Remitting seronegative symmetrical synovitis with pitting edema : a retrospective analysis of 8 cases

Wen-jie ZHENG, Yu WANG, Ying JIANG, Xuan ZHANG, Xiao-feng ZENG, Feng-chun ZHANG, Fu-lin TANG   

  1. PUMC Hospital,CAMS & PUMC PUMC Hospital,CAMS & PUMC PUMC Hospital, CAMS & PUMC
  • Received:2007-11-30 Revised:2008-03-21 Online:2008-08-25 Published:2008-08-25
  • Contact: Ying JIANG,

Abstract: Objective To investigate the clinical features of Remitting Seronegative Symmetrical Synovitis with Pitting Oedema(RS3PE),especially it's association with malignancy to avoid misdiagnosis or missed diagnosis of the underlying neoplasm.
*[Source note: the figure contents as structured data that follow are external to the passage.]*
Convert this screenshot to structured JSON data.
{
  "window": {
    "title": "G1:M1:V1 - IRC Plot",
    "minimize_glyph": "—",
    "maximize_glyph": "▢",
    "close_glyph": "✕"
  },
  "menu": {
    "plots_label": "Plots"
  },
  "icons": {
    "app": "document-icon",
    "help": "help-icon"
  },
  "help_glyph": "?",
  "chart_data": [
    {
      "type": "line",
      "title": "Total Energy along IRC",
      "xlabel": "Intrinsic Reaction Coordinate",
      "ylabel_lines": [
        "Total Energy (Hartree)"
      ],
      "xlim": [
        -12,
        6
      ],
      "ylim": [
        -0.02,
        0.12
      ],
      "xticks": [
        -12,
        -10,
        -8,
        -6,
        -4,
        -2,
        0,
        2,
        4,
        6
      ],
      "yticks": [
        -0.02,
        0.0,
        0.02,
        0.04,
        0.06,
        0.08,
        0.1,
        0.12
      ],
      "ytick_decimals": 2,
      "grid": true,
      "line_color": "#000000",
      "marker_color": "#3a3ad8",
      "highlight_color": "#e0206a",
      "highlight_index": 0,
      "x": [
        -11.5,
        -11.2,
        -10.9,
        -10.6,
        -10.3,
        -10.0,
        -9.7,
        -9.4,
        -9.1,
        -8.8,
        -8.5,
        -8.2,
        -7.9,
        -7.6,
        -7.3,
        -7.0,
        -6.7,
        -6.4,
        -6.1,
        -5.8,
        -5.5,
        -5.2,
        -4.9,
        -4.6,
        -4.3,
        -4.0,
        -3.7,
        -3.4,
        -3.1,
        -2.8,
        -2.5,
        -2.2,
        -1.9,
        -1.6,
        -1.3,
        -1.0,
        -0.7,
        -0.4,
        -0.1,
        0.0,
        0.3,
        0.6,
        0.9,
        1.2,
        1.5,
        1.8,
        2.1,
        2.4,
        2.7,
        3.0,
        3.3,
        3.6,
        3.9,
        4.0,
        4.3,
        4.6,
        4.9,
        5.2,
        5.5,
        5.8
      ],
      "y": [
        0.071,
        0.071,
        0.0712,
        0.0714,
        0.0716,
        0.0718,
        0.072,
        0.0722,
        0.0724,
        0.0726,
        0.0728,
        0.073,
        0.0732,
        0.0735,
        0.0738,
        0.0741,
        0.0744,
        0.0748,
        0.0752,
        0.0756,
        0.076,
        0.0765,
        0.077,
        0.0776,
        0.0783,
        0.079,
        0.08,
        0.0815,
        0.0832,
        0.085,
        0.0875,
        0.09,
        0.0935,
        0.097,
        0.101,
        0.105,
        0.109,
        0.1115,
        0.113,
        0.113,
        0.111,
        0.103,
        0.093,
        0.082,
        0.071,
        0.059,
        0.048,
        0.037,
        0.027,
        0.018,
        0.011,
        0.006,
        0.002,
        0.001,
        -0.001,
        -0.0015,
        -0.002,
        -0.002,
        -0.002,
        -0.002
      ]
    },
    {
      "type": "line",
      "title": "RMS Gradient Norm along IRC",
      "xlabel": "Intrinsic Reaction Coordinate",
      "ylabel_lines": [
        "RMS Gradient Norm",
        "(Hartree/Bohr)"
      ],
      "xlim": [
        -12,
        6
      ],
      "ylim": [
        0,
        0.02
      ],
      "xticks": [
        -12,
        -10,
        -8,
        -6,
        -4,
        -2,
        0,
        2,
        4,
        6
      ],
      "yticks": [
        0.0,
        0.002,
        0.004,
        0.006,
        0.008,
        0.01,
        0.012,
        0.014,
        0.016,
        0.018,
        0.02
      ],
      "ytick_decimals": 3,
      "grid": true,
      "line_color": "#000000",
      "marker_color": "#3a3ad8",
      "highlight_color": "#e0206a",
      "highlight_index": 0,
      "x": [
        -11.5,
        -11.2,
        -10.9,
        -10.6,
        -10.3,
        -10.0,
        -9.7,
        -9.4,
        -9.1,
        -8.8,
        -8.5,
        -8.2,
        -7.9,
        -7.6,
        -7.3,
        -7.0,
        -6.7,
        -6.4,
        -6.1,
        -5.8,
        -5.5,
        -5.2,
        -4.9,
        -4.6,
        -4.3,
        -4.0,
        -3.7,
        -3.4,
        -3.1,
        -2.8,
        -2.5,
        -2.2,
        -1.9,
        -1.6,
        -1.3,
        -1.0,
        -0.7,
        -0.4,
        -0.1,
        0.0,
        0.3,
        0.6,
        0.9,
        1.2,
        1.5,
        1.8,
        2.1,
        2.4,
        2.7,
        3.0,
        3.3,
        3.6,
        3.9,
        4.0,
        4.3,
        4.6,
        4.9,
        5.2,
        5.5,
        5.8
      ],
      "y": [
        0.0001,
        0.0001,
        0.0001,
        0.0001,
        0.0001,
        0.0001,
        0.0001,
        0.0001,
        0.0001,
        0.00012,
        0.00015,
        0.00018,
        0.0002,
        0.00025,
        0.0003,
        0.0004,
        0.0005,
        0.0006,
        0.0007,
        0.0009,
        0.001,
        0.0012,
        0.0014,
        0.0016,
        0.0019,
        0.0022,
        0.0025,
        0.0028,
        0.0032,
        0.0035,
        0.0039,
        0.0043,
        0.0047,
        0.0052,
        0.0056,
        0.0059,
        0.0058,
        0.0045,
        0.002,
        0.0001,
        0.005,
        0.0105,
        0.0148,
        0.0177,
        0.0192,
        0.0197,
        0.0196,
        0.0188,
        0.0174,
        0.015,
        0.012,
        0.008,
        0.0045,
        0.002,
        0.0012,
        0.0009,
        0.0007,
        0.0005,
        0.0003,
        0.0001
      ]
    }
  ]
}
Methods The clinical data of Eight RS3PE patients hospitalized during Jan 2003 and June 2007 in Peking Union Medical College Hospital were retrospectively reviewed. The Clinical characteristics, laboratory tests, response to treatment as well as the outcome were studied. Results: Among the 8 patients, five were male and 3 were female,the mean age of RS3 PE onset was 60.9 (38~79yr). 5 had idiopathic RS3PE without underlying disease, and 3 presented associated neoplasm. All patients had symmetrical polyarthritis and pitting edema on the dorsum of hands and/or feet. Extra-articular symptoms were more conspicuous in patients complicated by neoplasm. Serum RF、AKA、APF and anti-CCP antibody were all negative. antinuclear antibodies (ANA) was positive with low titer in five cases. Hand and foot radiographs did not show bone erosion in all cases. After therapy of steroid and/or immunosuppressive, 2 cases exhibited persistent remission of articular symptoms and edema, whereas relapses occurred 6, 7 and 36 months respectively after the initial diagnosis in 3 cases who had been pathologically confirmed as having Non-Hodgkin-Lymphoma and thereby received chemotherapy periodically. Conclusion RS3PE is a group of clinical manifestations with prominent heterogeneity, therefore intensive follow-up is necessary, and the presence of systemic symptoms/ signs in RS3PE patients should alert the physician to the possible concomitant malignancy.